April 19, 2009
You’ve Got Talent
The Rev. Dr. Scott Stoner
Since Susan Boyle's audition on the April 11th edition of the television show 'Britain's Got Talent,' over fifty million people have watched a video of her performance. In the last few days, I have spoken about Susan Boyle to people ranging from age sixteen to eighty-six, and they are all equally moved by the experience of watching her rendition of "I Dreamed a Dream" from the musical Les Miserables. How can we understand the universal effect this video has in uplifting the souls of so many?
Last week I wrote about how fear and the possibility for new life go hand-in-hand whenever we risk stepping outside of our "comfort zones." Ms. Boyle could not be a better example of this, having courageously stepped through her fears and discovered new possibilities for her life that previously she could only have dreamt about. Her courage to take this risk is certainly one of the reasons we find ourselves inspired by what she has done.
I think another reason she inspires us is that she embodies another attribute that is all too rare these days: she is authentic. There is no pretense to her. The only person she is trying to be like is herself, and for many that is the hardest person of all to be like. This true self is the container for her God-given musical talent, and is what makes her such an inspiring performer. The harder someone in the entertainment world works to create a persona that showcases their "talent," the less that talent is authentic; just like 'real' versus 'fake' people in our lives. True talent, just like the true self, doesn't have to try hard to be anything other than what it is. When Ms. Boyle was a child, the other kids at school would make fun of her by calling her "Simple Susan." How ironic then that her simplicity has turned out to be one of her greatest gifts.
"Britain's Got Talent," showed the world that Susan Boyle's "got talent." There are two lessons (at least) for us here when it comes to the topic of personal and family wellness. The first lesson is that Susan Boyle has "got talent," but so the rest of us. I believe that there is a spark of divinity in every one of us. Our life quest is to blow on that spark so that our divinely given talents can be a source of light and inspiration to all around us. Two thousand years ago a very wise man told a parable of about the reward that comes from taking risks to expand the talents that we have been given. He also taught that if we only seek to protect our talents, to hide them under a bushel, we will in fact lose them in the end.
The second lesson for family wellness that I take from the Susan Boyle experience is that without "Britain's Got Talent," there would not be a story. Susan needed a showcase and an audience for her talent and the show provided it. So it is for each of us: we need others to be the audience that will support and celebrate our talents. This is the role of our families. It is the role of our friendships. It is the role of our marriages. It is the role of parents. It is the role of our churches and synagogues, of ideally our workplaces. We all need fans to cheer us on, especially when we are taking those fearful steps outside of our comfort zones to blow on those divine sparks within.

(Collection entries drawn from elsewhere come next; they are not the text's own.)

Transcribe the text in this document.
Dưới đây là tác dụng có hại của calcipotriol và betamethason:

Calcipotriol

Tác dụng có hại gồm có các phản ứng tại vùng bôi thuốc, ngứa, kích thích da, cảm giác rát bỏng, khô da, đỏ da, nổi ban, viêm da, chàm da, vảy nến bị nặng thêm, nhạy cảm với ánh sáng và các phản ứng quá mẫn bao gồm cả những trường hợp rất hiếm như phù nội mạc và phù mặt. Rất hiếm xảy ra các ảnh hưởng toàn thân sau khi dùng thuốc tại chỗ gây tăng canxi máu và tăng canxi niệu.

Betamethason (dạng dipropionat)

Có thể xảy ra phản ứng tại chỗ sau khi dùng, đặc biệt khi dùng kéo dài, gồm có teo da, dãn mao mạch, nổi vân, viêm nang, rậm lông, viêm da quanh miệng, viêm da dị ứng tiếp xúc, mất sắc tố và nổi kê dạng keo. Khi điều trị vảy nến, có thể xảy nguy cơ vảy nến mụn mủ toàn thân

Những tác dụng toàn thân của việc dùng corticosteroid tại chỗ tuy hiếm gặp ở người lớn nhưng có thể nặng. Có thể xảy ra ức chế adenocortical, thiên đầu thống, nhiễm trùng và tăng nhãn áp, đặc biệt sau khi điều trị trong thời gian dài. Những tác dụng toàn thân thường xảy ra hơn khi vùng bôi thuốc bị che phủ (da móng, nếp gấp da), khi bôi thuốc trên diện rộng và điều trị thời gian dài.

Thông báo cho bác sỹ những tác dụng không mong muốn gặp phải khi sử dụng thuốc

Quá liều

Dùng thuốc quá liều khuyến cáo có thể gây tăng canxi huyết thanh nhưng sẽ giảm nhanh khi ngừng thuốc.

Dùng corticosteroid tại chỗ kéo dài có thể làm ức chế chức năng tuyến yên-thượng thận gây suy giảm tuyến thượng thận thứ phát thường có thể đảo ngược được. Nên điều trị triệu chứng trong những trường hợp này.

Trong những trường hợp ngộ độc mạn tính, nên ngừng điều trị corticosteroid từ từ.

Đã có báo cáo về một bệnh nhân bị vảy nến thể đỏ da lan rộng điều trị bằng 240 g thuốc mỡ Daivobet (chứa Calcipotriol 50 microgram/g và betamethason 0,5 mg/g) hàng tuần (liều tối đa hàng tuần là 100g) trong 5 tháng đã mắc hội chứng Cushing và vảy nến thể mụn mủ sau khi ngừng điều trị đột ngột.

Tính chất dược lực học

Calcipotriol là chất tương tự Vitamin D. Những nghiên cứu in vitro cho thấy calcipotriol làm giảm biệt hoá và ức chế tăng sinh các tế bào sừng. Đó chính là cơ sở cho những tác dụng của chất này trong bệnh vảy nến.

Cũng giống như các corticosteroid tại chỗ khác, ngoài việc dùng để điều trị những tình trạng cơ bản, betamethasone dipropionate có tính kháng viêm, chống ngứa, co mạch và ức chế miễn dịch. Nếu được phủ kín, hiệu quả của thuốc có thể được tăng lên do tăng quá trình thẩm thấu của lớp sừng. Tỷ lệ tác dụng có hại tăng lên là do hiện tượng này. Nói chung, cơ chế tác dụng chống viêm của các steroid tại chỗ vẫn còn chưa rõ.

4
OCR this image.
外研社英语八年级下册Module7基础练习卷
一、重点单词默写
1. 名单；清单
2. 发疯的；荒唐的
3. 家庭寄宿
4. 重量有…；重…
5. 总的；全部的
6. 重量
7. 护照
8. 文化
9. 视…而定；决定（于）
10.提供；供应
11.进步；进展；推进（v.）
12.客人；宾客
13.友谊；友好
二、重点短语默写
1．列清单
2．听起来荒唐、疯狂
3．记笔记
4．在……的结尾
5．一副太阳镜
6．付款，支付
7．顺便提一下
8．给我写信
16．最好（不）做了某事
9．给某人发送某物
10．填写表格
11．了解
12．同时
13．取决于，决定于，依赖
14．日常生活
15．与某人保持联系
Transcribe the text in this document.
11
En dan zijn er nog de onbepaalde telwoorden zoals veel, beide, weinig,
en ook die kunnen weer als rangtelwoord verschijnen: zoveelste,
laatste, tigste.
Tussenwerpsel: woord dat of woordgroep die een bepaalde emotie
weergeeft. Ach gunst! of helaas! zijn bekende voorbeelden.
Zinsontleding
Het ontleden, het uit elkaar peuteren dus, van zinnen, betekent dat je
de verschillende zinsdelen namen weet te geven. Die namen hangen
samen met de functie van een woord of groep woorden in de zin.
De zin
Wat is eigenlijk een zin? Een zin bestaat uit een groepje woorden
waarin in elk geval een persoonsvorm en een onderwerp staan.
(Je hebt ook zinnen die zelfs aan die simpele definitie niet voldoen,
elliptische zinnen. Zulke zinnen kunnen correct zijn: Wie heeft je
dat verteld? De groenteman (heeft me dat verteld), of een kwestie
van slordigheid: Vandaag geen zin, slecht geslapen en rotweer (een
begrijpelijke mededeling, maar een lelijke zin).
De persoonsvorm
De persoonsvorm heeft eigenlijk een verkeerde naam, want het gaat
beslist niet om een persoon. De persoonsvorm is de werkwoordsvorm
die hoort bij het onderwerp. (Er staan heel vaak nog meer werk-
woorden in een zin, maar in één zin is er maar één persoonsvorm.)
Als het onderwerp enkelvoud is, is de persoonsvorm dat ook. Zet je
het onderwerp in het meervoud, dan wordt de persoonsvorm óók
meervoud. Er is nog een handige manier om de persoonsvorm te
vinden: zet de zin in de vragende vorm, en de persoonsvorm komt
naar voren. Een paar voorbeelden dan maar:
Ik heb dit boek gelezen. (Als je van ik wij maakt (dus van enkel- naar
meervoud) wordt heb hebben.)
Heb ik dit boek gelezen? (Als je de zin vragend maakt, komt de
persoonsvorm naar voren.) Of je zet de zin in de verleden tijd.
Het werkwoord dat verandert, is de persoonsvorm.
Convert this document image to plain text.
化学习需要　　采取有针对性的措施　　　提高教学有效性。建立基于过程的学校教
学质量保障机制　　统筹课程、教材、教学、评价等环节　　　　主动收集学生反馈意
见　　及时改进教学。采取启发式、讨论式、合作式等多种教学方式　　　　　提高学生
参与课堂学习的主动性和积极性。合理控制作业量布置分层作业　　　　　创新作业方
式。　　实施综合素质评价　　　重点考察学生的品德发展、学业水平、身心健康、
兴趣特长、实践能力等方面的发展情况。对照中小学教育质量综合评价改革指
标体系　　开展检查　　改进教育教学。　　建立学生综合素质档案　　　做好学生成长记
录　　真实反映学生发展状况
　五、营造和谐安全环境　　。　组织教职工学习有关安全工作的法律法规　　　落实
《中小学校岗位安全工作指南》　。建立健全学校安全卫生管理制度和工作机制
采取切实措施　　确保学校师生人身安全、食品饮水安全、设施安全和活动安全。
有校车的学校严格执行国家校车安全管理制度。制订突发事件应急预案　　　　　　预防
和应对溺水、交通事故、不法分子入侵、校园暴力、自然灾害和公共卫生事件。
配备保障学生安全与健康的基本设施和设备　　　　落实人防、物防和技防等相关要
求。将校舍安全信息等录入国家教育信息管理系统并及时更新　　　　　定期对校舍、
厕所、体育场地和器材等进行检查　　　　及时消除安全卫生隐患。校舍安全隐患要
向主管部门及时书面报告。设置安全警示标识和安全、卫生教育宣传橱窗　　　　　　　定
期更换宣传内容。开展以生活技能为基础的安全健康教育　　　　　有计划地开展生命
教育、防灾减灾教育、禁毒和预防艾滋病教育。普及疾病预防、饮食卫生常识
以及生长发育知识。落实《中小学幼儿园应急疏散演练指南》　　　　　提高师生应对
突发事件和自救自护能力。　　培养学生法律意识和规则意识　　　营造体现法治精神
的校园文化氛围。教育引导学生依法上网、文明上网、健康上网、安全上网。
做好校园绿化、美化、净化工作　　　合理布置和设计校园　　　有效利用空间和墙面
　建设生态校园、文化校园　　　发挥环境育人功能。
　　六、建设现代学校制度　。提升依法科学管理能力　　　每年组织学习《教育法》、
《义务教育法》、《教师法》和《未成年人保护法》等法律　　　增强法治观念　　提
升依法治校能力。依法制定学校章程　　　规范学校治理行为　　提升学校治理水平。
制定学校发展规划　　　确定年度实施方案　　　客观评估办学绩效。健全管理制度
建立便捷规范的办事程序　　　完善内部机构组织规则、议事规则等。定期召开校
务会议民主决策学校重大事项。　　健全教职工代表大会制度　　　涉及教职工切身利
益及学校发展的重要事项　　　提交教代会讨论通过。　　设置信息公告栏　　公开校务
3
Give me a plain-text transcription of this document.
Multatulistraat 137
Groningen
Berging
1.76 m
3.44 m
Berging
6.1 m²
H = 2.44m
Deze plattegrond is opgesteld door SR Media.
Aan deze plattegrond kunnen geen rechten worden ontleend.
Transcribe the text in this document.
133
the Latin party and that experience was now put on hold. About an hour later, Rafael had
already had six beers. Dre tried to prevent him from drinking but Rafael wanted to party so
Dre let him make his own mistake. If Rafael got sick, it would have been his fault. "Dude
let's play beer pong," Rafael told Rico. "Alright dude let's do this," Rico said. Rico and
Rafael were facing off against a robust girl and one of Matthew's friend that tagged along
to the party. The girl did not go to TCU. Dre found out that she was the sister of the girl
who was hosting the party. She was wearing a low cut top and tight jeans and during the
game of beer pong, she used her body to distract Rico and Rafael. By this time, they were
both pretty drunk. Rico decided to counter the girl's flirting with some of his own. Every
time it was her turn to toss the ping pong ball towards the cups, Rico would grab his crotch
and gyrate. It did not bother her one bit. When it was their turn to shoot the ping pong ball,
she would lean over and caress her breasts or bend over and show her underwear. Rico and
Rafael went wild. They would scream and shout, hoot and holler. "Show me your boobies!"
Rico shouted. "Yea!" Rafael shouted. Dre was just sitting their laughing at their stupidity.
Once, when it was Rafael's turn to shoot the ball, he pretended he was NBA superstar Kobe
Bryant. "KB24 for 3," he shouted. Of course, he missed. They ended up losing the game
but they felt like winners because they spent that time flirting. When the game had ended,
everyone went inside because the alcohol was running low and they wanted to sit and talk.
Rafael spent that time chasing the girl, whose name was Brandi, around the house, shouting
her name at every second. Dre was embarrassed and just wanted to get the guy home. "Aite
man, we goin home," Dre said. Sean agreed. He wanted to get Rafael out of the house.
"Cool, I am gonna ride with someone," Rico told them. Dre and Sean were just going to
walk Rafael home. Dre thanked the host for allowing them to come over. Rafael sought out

As each of us dares to risk revealing our authentic gifts and talents to one another, I don't expect that most of us will end up on YouTube, watched by millions as we fulfill our potential. I do expect that we will play to rave reviews by the audience that means the most: our friends and family. May we all have the good fortune to experience that sense of finding our true selves, and of exploring our full potential as we are cheered on by those we care about.